Sentirme amado por Dios me puede curar de toda arrogancia (me quiere a pesar de que valgo poco) y también de toda depresión, porque Dios me aprecia y me ama. No porque valga más que los demás. A ellos también les quiere. Me ama a pesar de mis defectos, a pesar de mis pecados. Me ama cuando gozo de buena salud o cuando estoy postrado en el lecho por la enfermedad. Me ama incluso cuando yo me olvido de él. Y esto que digo no es mero consuelo psicológico. Es Evangelio. Lo que oyó Jesús el día de su Bautismo, “tú eres mi Hijo amado” lo oímos también nosotros en el nuestro.
Es una pena que, a pesar de decirnos seguidores de Jesús, volvamos tan fácilmente a imágenes regresivas de Dios del Antiguo Testamento, abandonando la experiencia más genuina de Dios que nos ofrece Jesús.
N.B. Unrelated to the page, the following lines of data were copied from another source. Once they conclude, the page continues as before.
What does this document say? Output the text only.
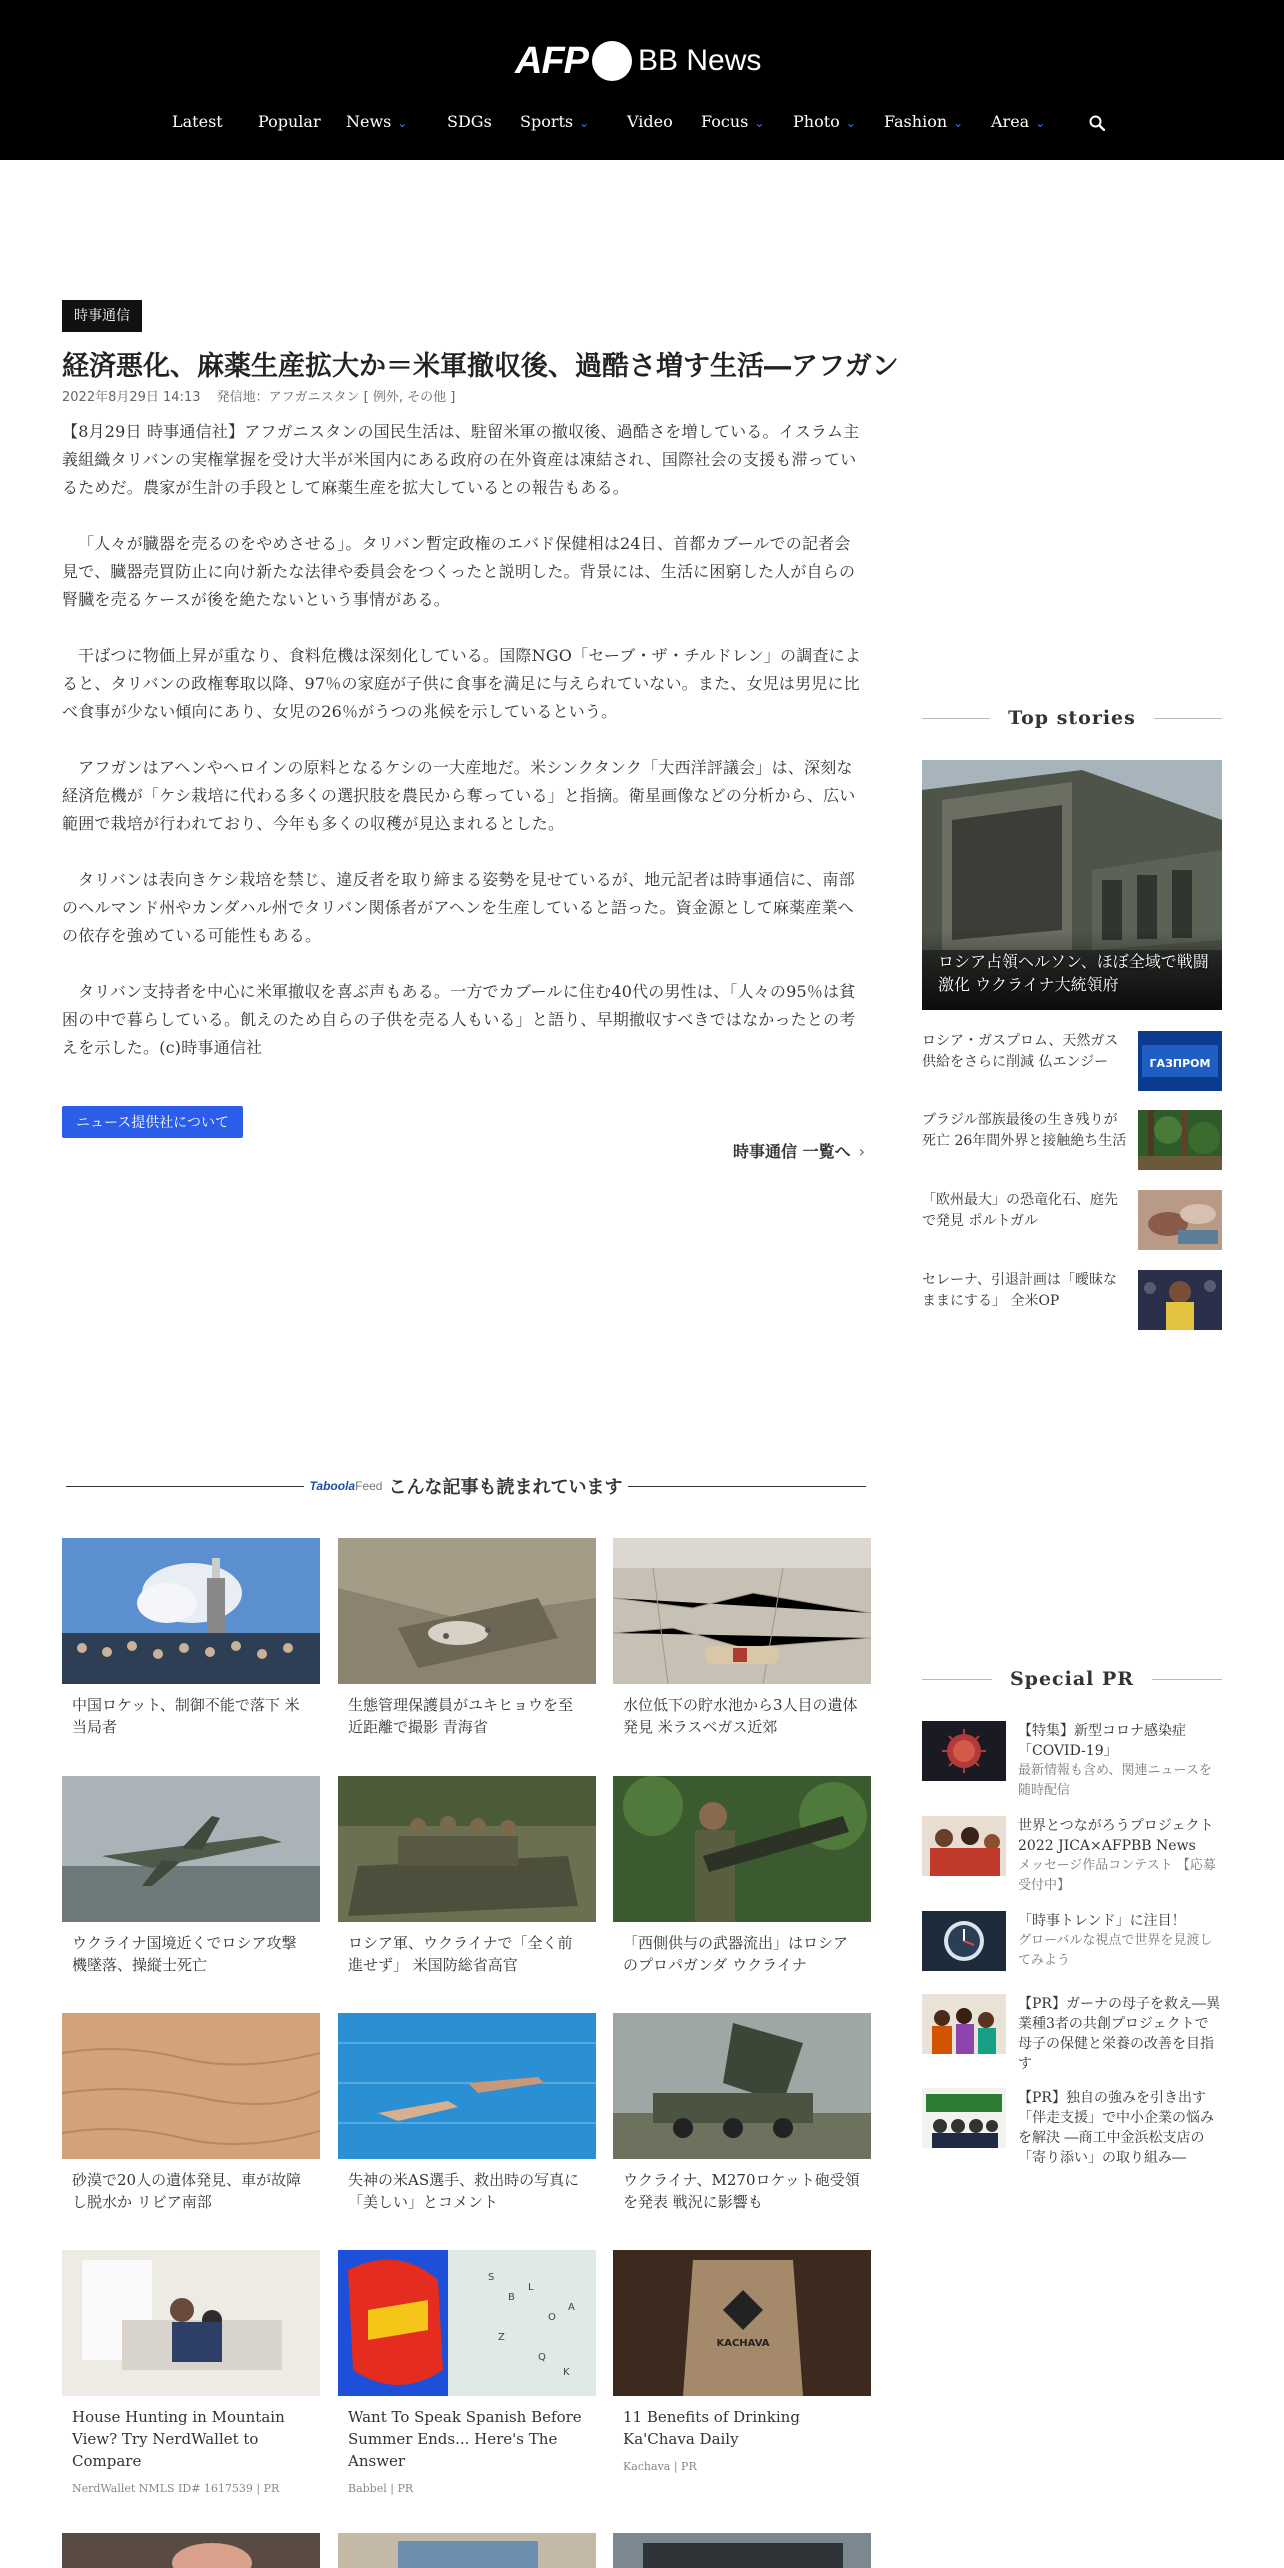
AFP BB News
Latest Popular News ⌄ SDGs Sports ⌄ Video Focus ⌄ Photo ⌄ Fashion ⌄ Area ⌄
時事通信
経済悪化、麻薬生産拡大か＝米軍撤収後、過酷さ増す生活―アフガン
2022年8月29日 14:13 発信地：アフガニスタン [ 例外, その他 ]

【8月29日 時事通信社】アフガニスタンの国民生活は、駐留米軍の撤収後、過酷さを増している。イスラム主義組織タリバンの実権掌握を受け大半が米国内にある政府の在外資産は凍結され、国際社会の支援も滞っているためだ。農家が生計の手段として麻薬生産を拡大しているとの報告もある。

「人々が臓器を売るのをやめさせる」。タリバン暫定政権のエバド保健相は24日、首都カブールでの記者会見で、臓器売買防止に向け新たな法律や委員会をつくったと説明した。背景には、生活に困窮した人が自らの腎臓を売るケースが後を絶たないという事情がある。

干ばつに物価上昇が重なり、食料危機は深刻化している。国際NGO「セーブ・ザ・チルドレン」の調査によると、タリバンの政権奪取以降、97％の家庭が子供に食事を満足に与えられていない。また、女児は男児に比べ食事が少ない傾向にあり、女児の26％がうつの兆候を示しているという。

アフガンはアヘンやヘロインの原料となるケシの一大産地だ。米シンクタンク「大西洋評議会」は、深刻な経済危機が「ケシ栽培に代わる多くの選択肢を農民から奪っている」と指摘。衛星画像などの分析から、広い範囲で栽培が行われており、今年も多くの収穫が見込まれるとした。

タリバンは表向きケシ栽培を禁じ、違反者を取り締まる姿勢を見せているが、地元記者は時事通信に、南部のヘルマンド州やカンダハル州でタリバン関係者がアヘンを生産していると語った。資金源として麻薬産業への依存を強めている可能性もある。

タリバン支持者を中心に米軍撤収を喜ぶ声もある。一方でカブールに住む40代の男性は、「人々の95％は貧困の中で暮らしている。飢えのため自らの子供を売る人もいる」と語り、早期撤収すべきではなかったとの考えを示した。(c)時事通信社

ニュース提供社について
時事通信 一覧へ ›
Top stories
ロシア占領ヘルソン、ほぼ全域で戦闘激化 ウクライナ大統領府
ロシア・ガスプロム、天然ガス供給をさらに削減 仏エンジー	ГАЗПРОМ
ブラジル部族最後の生き残りが死亡 26年間外界と接触絶ち生活
「欧州最大」の恐竜化石、庭先で発見 ポルトガル
セレーナ、引退計画は「曖昧なままにする」 全米OP
Special PR
【特集】新型コロナ感染症「COVID-19」
最新情報も含め、関連ニュースを随時配信
世界とつながろうプロジェクト2022 JICA×AFPBB News
メッセージ作品コンテスト 【応募受付中】
「時事トレンド」に注目！
グローバルな視点で世界を見渡してみよう
【PR】ガーナの母子を救え―異業種3者の共創プロジェクトで母子の保健と栄養の改善を目指す
【PR】独自の強みを引き出す「伴走支援」で中小企業の悩みを解決 ―商工中金浜松支店の「寄り添い」の取り組み―
Taboola Feed こんな記事も読まれています
中国ロケット、制御不能で落下 米当局者
生態管理保護員がユキヒョウを至近距離で撮影 青海省
水位低下の貯水池から3人目の遺体発見 米ラスベガス近郊
ウクライナ国境近くでロシア攻撃機墜落、操縦士死亡
ロシア軍、ウクライナで「全く前進せず」 米国防総省高官
「西側供与の武器流出」はロシアのプロパガンダ ウクライナ
砂漠で20人の遺体発見、車が故障し脱水か リビア南部
失神の米AS選手、救出時の写真に「美しい」とコメント
ウクライナ、M270ロケット砲受領を発表 戦況に影響も
House Hunting in Mountain View? Try NerdWallet to Compare
NerdWallet NMLS ID# 1617539 | PR
S
B
L
O
A
Z
Q
K
Want To Speak Spanish Before Summer Ends... Here's The Answer
Babbel | PR
KACHAVA
11 Benefits of Drinking Ka'Chava Daily
Kachava | PR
¿Cuál es la meta de mi vida?
¿A qué me siento llamado?
El rito del bautismo que Juan popularizó significaba un reconocimiento público de estar dispuesto a cambiar de vida para preparar el camino al Mesías. Al igual que entonces, en la cultura cristiana, el bautismo no tiene el sentido de llegar a una meta, sino de iniciar un camino. El bautismo cristiano es un rito por el que se reconoce en público, delante de la comunidad, que se rompe con el pasado y se acepta el camino de Jesús.
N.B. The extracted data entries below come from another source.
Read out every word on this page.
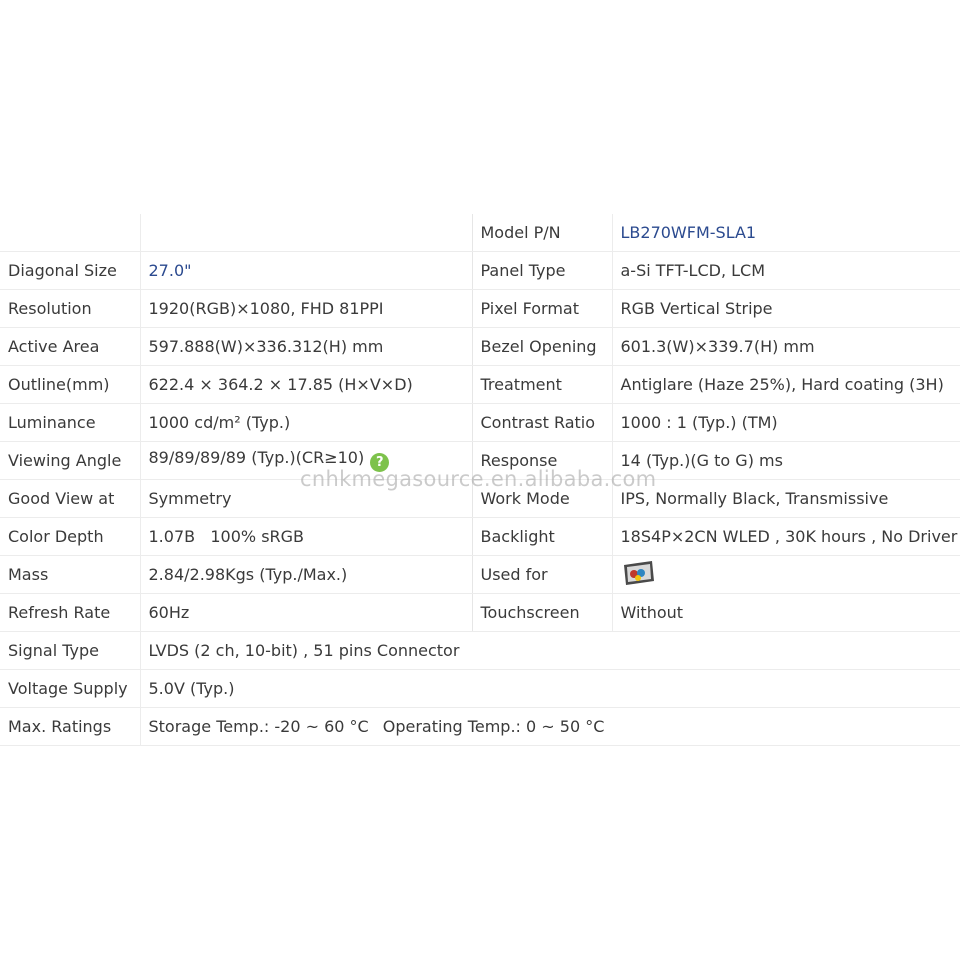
		Model P/N	LB270WFM-SLA1
Diagonal Size	27.0"	Panel Type	a-Si TFT-LCD, LCM
Resolution	1920(RGB)×1080, FHD 81PPI	Pixel Format	RGB Vertical Stripe
Active Area	597.888(W)×336.312(H) mm	Bezel Opening	601.3(W)×339.7(H) mm
Outline(mm)	622.4 × 364.2 × 17.85 (H×V×D)	Treatment	Antiglare (Haze 25%), Hard coating (3H)
Luminance	1000 cd/m² (Typ.)	Contrast Ratio	1000 : 1 (Typ.) (TM)
Viewing Angle	89/89/89/89 (Typ.)(CR≥10) ?	Response	14 (Typ.)(G to G) ms
Good View at	Symmetry	Work Mode	IPS, Normally Black, Transmissive
Color Depth	1.07B   100% sRGB	Backlight	18S4P×2CN WLED , 30K hours , No Driver
Mass	2.84/2.98Kgs (Typ./Max.)	Used for	
Refresh Rate	60Hz	Touchscreen	Without
Signal Type	LVDS (2 ch, 10-bit) , 51 pins Connector		
Voltage Supply	5.0V (Typ.)		
Max. Ratings	Storage Temp.: -20 ~ 60 °C Operating Temp.: 0 ~ 50 °C		
cnhkmegasource.en.alibaba.com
El bautismo de Jesús fue el punto de partida de su vida pública. Jesús, como todo hombre, fue comprendiendo a lo largo de su vida, en contacto con los demás, y partiendo de distintas experiencias, lo que Dios quería de él. Todo esto fue un proceso que los relatos evangélicos concentran en el momento del bautismo de Jesús, cuando él, sensible ante la personalidad y el mensaje de Juan, tendría una decisiva experiencia interior. Para describir este importante momento, los que escribieron los evangelios lo relatan usando símbolos exteriores. Se abre el cielo: esto quiere decir que Dios está cercano a Jesús. Desciende una paloma: algo nuevo va a comenzar y, así como el Espíritu volaba sobre las aguas el primer día de la creación del mundo, aletea ahora sobre Jesús, el hombre nuevo. Se oye la voz de Dios: Jesús se siente elegido para una misión.
Los primeros cristianos que vivieron en tierras de Israel se bautizaban sumergiéndose en las aguas del río Jordán, donde Juan bautizó a sus compatriotas. Los de otros lugares, lo hacían bañándose en un río o en un estanque. Con los siglos, esta costumbre se fue perdiendo y hoy sólo ha quedado ese poco de agua que el sacerdote derrama sobre la cabeza del nuevo cristiano. Los cristianos de rito ortodoxo y algunos cristianos evangélicos siguen practicando el bautismo por inmersión.